Rencana Gubernur Kaltim Rudy Mas’ud memindahkan SPBU yang menjual BBM bersubsidi ke dalam kota dinilai bukan menjadi solusi yang tepat. Untuk mengurai persoalan antrian BBM yang selama ini terjadi di Kaltim.
Selain kuota BBM bersubsidi yang dinilai masih kurang, jam operasional SPBU yang singkat juga ditengarai menjadi penyebab antrian yang masih terjadi tersebut.
Pengamat Ekonomi Universitas Mulawarman (Unmul) Samarinda Purwadi mengungkapkan bahwa selama ini tidak ada SPBU di Kaltim, yang beroperasi selama 24 jam.
Sehingga masyarakat harus menyesuaikan jam operasional SPBU untuk membeli BBM. Dan hal ini membuat antrian terjadi pada jam-jam tertentu. “Saya kasih tantangan ke pemerintah, kenapa enggak dibikin saja SPBU buka 24 jam. Karena persoalan sekarang, SPBU buka 2 jam, lalu tutup. Artinya dibuat mainan ini, masyarakat Kaltim,” kritiknya saat diwawancarai Kaltim Post, Jumat (14/3).
Dosen Fakultas Ekonomi dan Bisnis ini memberikan contoh, SPBU yang ada di sepanjang Jogjakarta hingga ke Klaten, Jawa Tengah atau sebaliknya beroperasi selama 24 jam.
Dan hasilnya, tidak ada antrian seperti yang terjadi di Kaltim. “Saya pernah bawa mobil dua bulan di Jawa. SPBU di sana 24 jam. Dan tidak pernah ada antrian. Sampai petugas SPBU-nya tidur-tiduran di situ. Karena tidak ada antrian,” ungkap dia.
Oleh karena itu, menurutnya untuk menyelesaikan persoalan antrian BBM ini, Gubernur bisa meminta kepada Pertamina agar memberikan izin operasional SPBU selama 24 jam. Sehingga masyarakat Kaltim tidak tergantung pada jam buka SPBU untuk mengisi BBM.
Karena selama ini, jam operasional SPBU mulai pukul 08.00 sampai 22.00 Wita. Sementara antrian banyak terjadi ketika sore hari. Ketika masyarakat pulang kerja.
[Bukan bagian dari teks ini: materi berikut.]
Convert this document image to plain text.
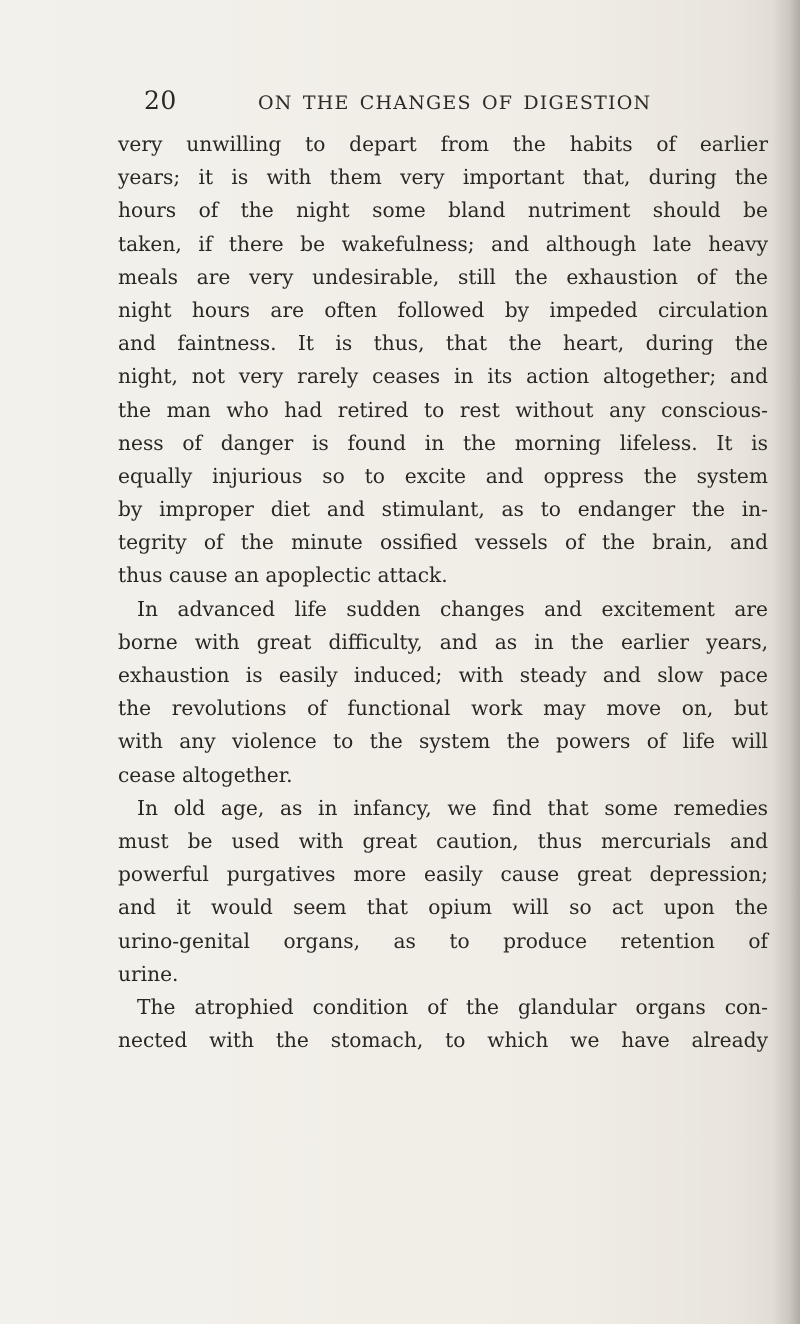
20	ON THE CHANGES OF DIGESTION
very unwilling to depart from the habits of earlier
years; it is with them very important that, during the
hours of the night some bland nutriment should be
taken, if there be wakefulness; and although late heavy
meals are very undesirable, still the exhaustion of the
night hours are often followed by impeded circulation
and faintness. It is thus, that the heart, during the
night, not very rarely ceases in its action altogether; and
the man who had retired to rest without any conscious-
ness of danger is found in the morning lifeless. It is
equally injurious so to excite and oppress the system
by improper diet and stimulant, as to endanger the in-
tegrity of the minute ossified vessels of the brain, and
thus cause an apoplectic attack.
In advanced life sudden changes and excitement are
borne with great difficulty, and as in the earlier years,
exhaustion is easily induced; with steady and slow pace
the revolutions of functional work may move on, but
with any violence to the system the powers of life will
cease altogether.
In old age, as in infancy, we find that some remedies
must be used with great caution, thus mercurials and
powerful purgatives more easily cause great depression;
and it would seem that opium will so act upon the
urino-genital organs, as to produce retention of
urine.
The atrophied condition of the glandular organs con-
nected with the stomach, to which we have already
“Antri dari sore sampai malam. Bisa berjam-jam antri. Habis waktu untuk antri BBM,” sindirnya. Sementara itu, mengenai rencana Gubernur untuk memindahkan SPBU yang menjual BBM bersubsidi ke dalam kota, dan SPBU yang menjual BBM non subsidi ke luar kota, sebaiknya tidak perlu dilakukan.
Karena masalah antrian panjang kendaraan yang mengantri di SPBU, justru kebanyakan untuk membeli BBM bersubsidi. “Salah resep gubernur ini, menurut saya. Kalau Pertamax itu ‘kan enggak pernah antri. ngapain dipindah-dipindah. Enggak usah diutak-atik itu,” pesannya.
Purwadi pun menyarankan Gubernur untuk turun ke lapangan. Kalau perlu menyamar sebagai masyarakat, untuk melihat kondisi sebenarnya.
Dan memastikan distribusi BBM subsidi benar-benar tepat sasaran. “Jangan-jangan ada Fortuner dan Pajero mengantri BBM subsidi. ‘Kan SPBU enggak mau tahu. Yang penting, dia beli pake barcode. Ini ‘kan penyalahgunaan. Masalah ini yang lebih dulu dibereskan. Kalau pindah SPBU salah resep menurut saya,” ujarnya.
Dia juga mengkritik penyelesaian antrian BBM ini yang tak kunjung tuntas sejak era Gubernur Awang Faroek Ishak yang menjabat dua periode.